Se dunque nel ripercorrere l’infinita sequela di imposizioni, violazioni, stupri, monacazioni e sottomissioni femminili la prospettiva dell’affogamento preventivo può sembrare, per certi versi, non eccessiva (e ciò sia detto con tutta la tolleranza per il gusto del paradosso), a mano a mano che si procede con la lettura si comprende sempre meglio che cosa renda la storia delle zitelle così legata a un senso crescente di vertigo (più che di virago). A suscitare un inquietante squilibrio è difatti la consapevolezza dell’invasività millenaria della questione matrimoniale nella vita delle donne, come se dalla qualificazione in termini di moglie (ma anche, alla peggio, di vedova) dipendesse l’ontologia sociale e culturale dell’individuo, con effetti verificabili e analizzabili nella mera cronaca storica come nelle rielaborazioni letterarie e fantasiose del fenomeno (motivo che spiega l’attenzione della studiosa per figure femminili realmente esistite – a partire dalla già citata regina Cristina di Svezia (1626-1689) – ma anche per personaggi di pura invenzione come Maga Magò, Mary Poppins, Miss Marple e tante eroine dei romanzi e racconti di fine Ottocento). Ad ogni modo, più che risucchiare verso il basso e dunque avvilire progressivamente e inesorabilmente il lettore, l’energia di questa disamina spiraleggiante agisce infine come una molla che ne spinge l’umore verso l’alto: non solo, e certamente in Occidente, la condizione attuale delle spose mancate non suscita più scandalo o disonore alcuno (al netto di qualche incallito pregiudizio), ma l’impegno civile affinché ogni donna sia libera di autodeterminare le sue sorti oltre il vincolo di una fede al dito e di un compagno di vita stabile è una realtà in continua e costante affermazione in tutto il mondo.
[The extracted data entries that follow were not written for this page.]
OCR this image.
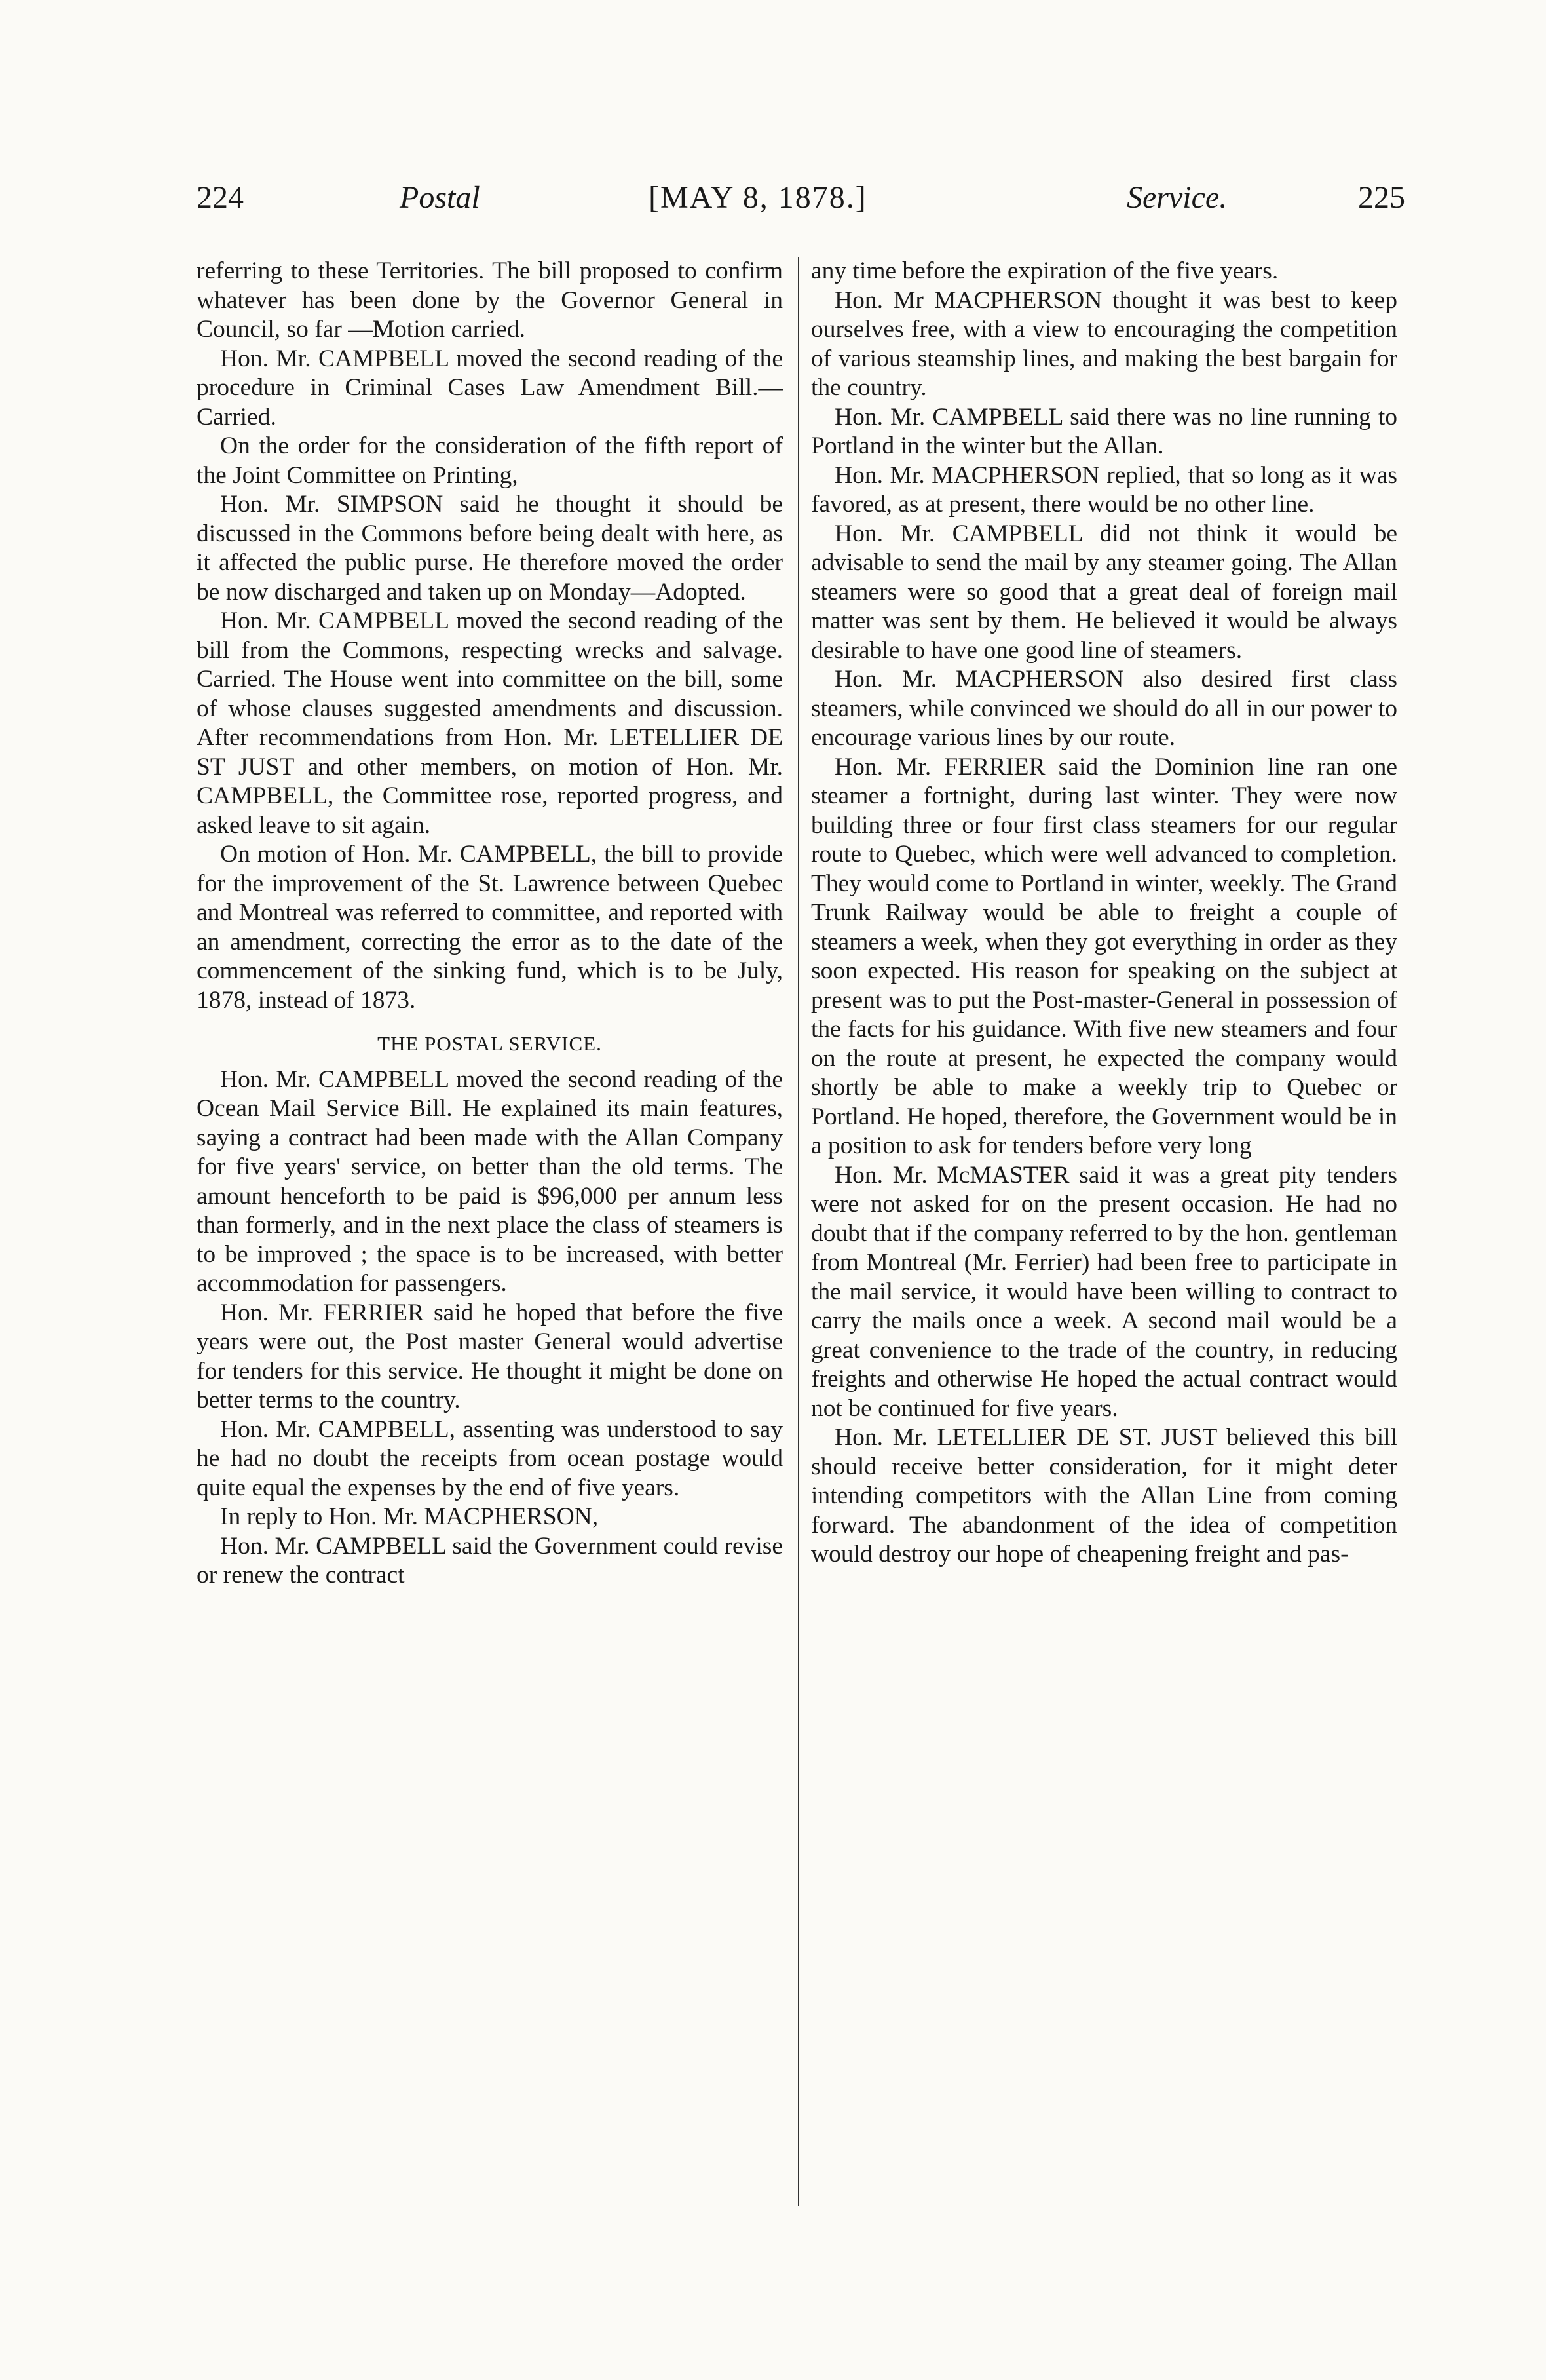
224	Postal	[MAY 8, 1878.]	Service.	225

referring to these Territories. The bill proposed to confirm whatever has been done by the Governor General in Council, so far —Motion carried.

Hon. Mr. CAMPBELL moved the second reading of the procedure in Criminal Cases Law Amendment Bill.—Carried.

On the order for the consideration of the fifth report of the Joint Committee on Printing,

Hon. Mr. SIMPSON said he thought it should be discussed in the Commons before being dealt with here, as it affected the public purse. He therefore moved the order be now discharged and taken up on Monday—Adopted.

Hon. Mr. CAMPBELL moved the second reading of the bill from the Commons, respecting wrecks and salvage. Carried. The House went into committee on the bill, some of whose clauses suggested amendments and discussion. After recommendations from Hon. Mr. LETELLIER DE ST JUST and other members, on motion of Hon. Mr. CAMPBELL, the Committee rose, reported progress, and asked leave to sit again.

On motion of Hon. Mr. CAMPBELL, the bill to provide for the improvement of the St. Lawrence between Quebec and Montreal was referred to committee, and reported with an amendment, correcting the error as to the date of the commencement of the sinking fund, which is to be July, 1878, instead of 1873.

THE POSTAL SERVICE.

Hon. Mr. CAMPBELL moved the second reading of the Ocean Mail Service Bill. He explained its main features, saying a contract had been made with the Allan Company for five years' service, on better than the old terms. The amount henceforth to be paid is $96,000 per annum less than formerly, and in the next place the class of steamers is to be improved ; the space is to be increased, with better accommodation for passengers.

Hon. Mr. FERRIER said he hoped that before the five years were out, the Post master General would advertise for tenders for this service. He thought it might be done on better terms to the country.

Hon. Mr. CAMPBELL, assenting was understood to say he had no doubt the receipts from ocean postage would quite equal the expenses by the end of five years.

In reply to Hon. Mr. MACPHERSON,

Hon. Mr. CAMPBELL said the Government could revise or renew the contract

any time before the expiration of the five years.

Hon. Mr MACPHERSON thought it was best to keep ourselves free, with a view to encouraging the competition of various steamship lines, and making the best bargain for the country.

Hon. Mr. CAMPBELL said there was no line running to Portland in the winter but the Allan.

Hon. Mr. MACPHERSON replied, that so long as it was favored, as at present, there would be no other line.

Hon. Mr. CAMPBELL did not think it would be advisable to send the mail by any steamer going. The Allan steamers were so good that a great deal of foreign mail matter was sent by them. He believed it would be always desirable to have one good line of steamers.

Hon. Mr. MACPHERSON also desired first class steamers, while convinced we should do all in our power to encourage various lines by our route.

Hon. Mr. FERRIER said the Dominion line ran one steamer a fortnight, during last winter. They were now building three or four first class steamers for our regular route to Quebec, which were well advanced to completion. They would come to Portland in winter, weekly. The Grand Trunk Railway would be able to freight a couple of steamers a week, when they got everything in order as they soon expected. His reason for speaking on the subject at present was to put the Post-master-General in possession of the facts for his guidance. With five new steamers and four on the route at present, he expected the company would shortly be able to make a weekly trip to Quebec or Portland. He hoped, therefore, the Government would be in a position to ask for tenders before very long

Hon. Mr. McMASTER said it was a great pity tenders were not asked for on the present occasion. He had no doubt that if the company referred to by the hon. gentleman from Montreal (Mr. Ferrier) had been free to participate in the mail service, it would have been willing to contract to carry the mails once a week. A second mail would be a great convenience to the trade of the country, in reducing freights and otherwise He hoped the actual contract would not be continued for five years.

Hon. Mr. LETELLIER DE ST. JUST believed this bill should receive better consideration, for it might deter intending competitors with the Allan Line from coming forward. The abandonment of the idea of competition would destroy our hope of cheapening freight and pas-
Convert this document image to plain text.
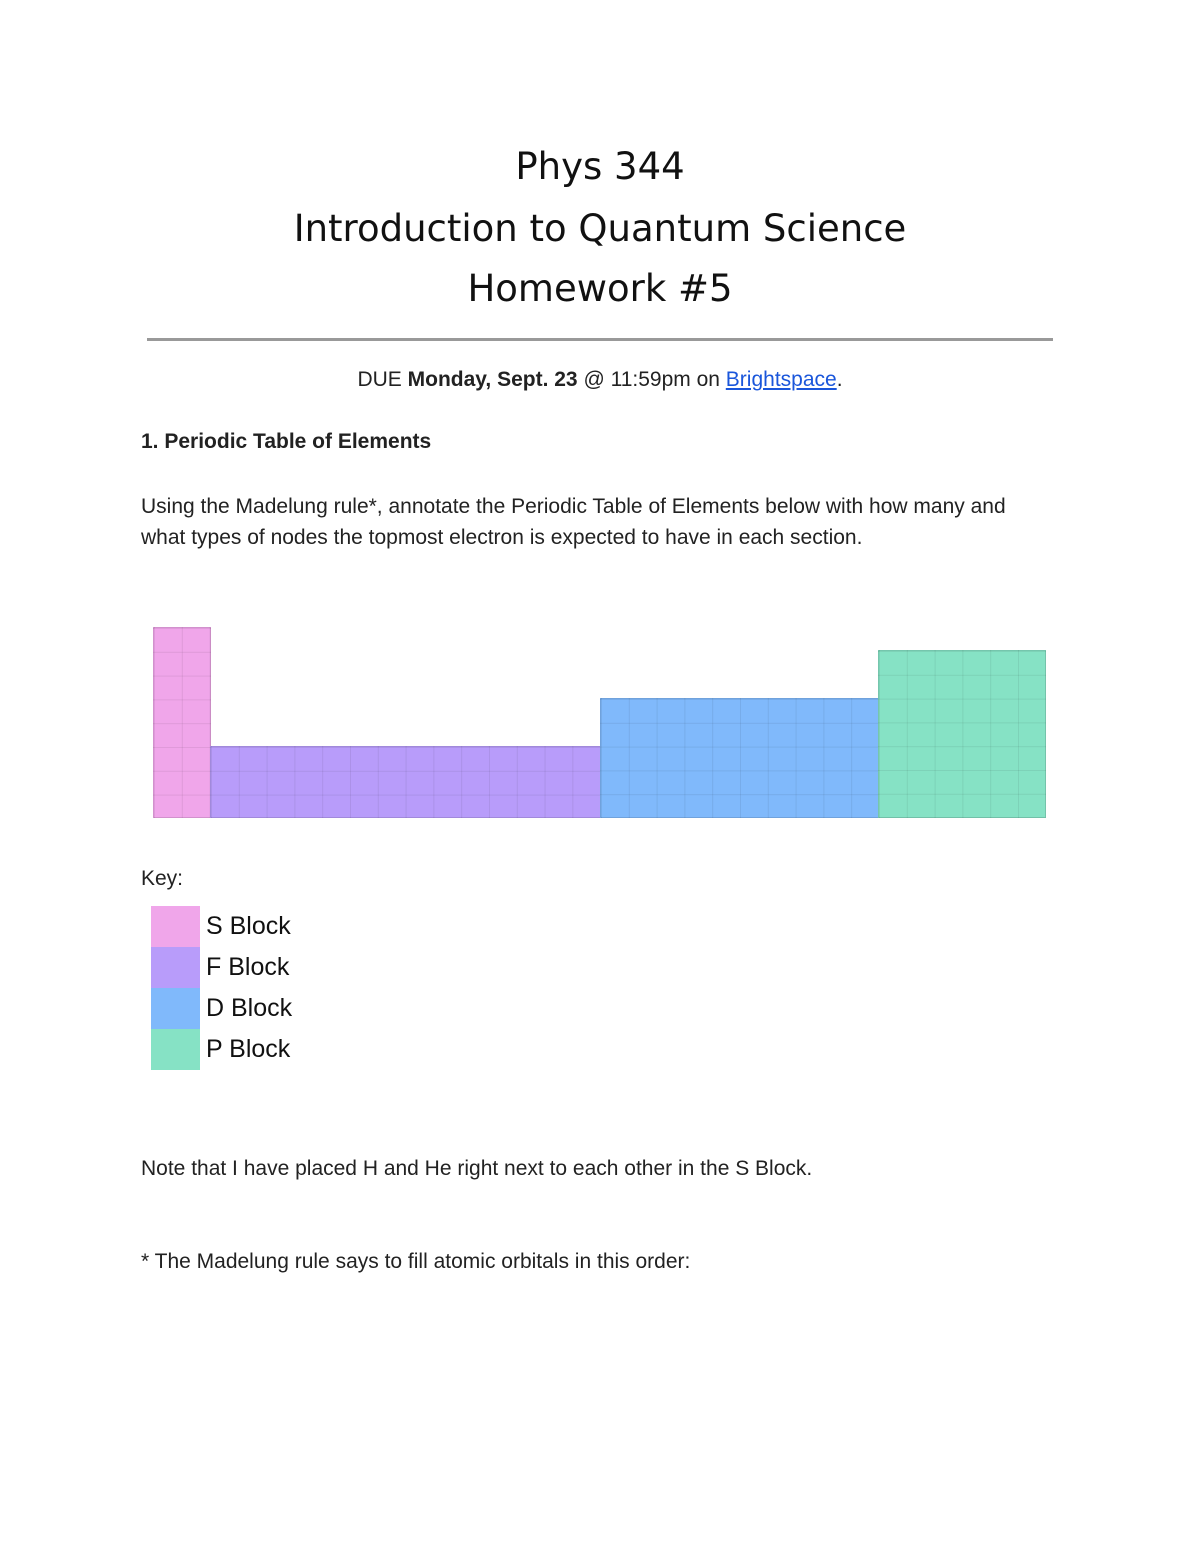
Phys 344
Introduction to Quantum Science
Homework #5
DUE Monday, Sept. 23 @ 11:59pm on Brightspace.
1. Periodic Table of Elements
Using the Madelung rule*, annotate the Periodic Table of Elements below with how many and what types of nodes the topmost electron is expected to have in each section.
Key:
S Block
F Block
D Block
P Block
Note that I have placed H and He right next to each other in the S Block.
* The Madelung rule says to fill atomic orbitals in this order:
Al netto del suo titolo così sfidante e consapevole, che oscilla tra la minaccia spavalda e l’incipit di uno sproloquio autoironico, Piuttosto m’affogherei. Storia vertiginosa delle zitelle non è un libro “settario” nel senso deteriore del termine: tra le sue pagine c’è poco spazio per una prevedibile e fastidiosa retorica di parte – non male, no, per un libro evidentemente di parte? – ma ce n’è molto per l’argomentazione, cui fa da ottimo complemento la ricca bibliografia tematica suddivisa in Saggi Moderni, Saggi del passato, Opere Antiche, Rinascimentali, Barocche e Romanzi moderni e contemporanei. Il pregio del volume, dunque, coincide con la ragione della sua origine, ovvero il racconto il più possibile ordinato, cronologico, consequenziale di una condizione femminile determinata con la stessa influenza da mito e religione, da natura e società, da cultura e letteratura. Come ogni prova di ottima divulgazione che possa dirsi riuscita, non solo il lavoro di Valeria Palumbo non ha nulla di accademico nel senso spregiativo e respingente del termine, ma la sua gradevolezza e scorrevolezza non concedono nulla alla semplificazione o banalizzazione dei concetti. Un libro illuminante e attuale nella sua attenzione per un tema così classico, che proprio tra gli scapoli troverebbe forse i suoi più stupefatti ammiratori.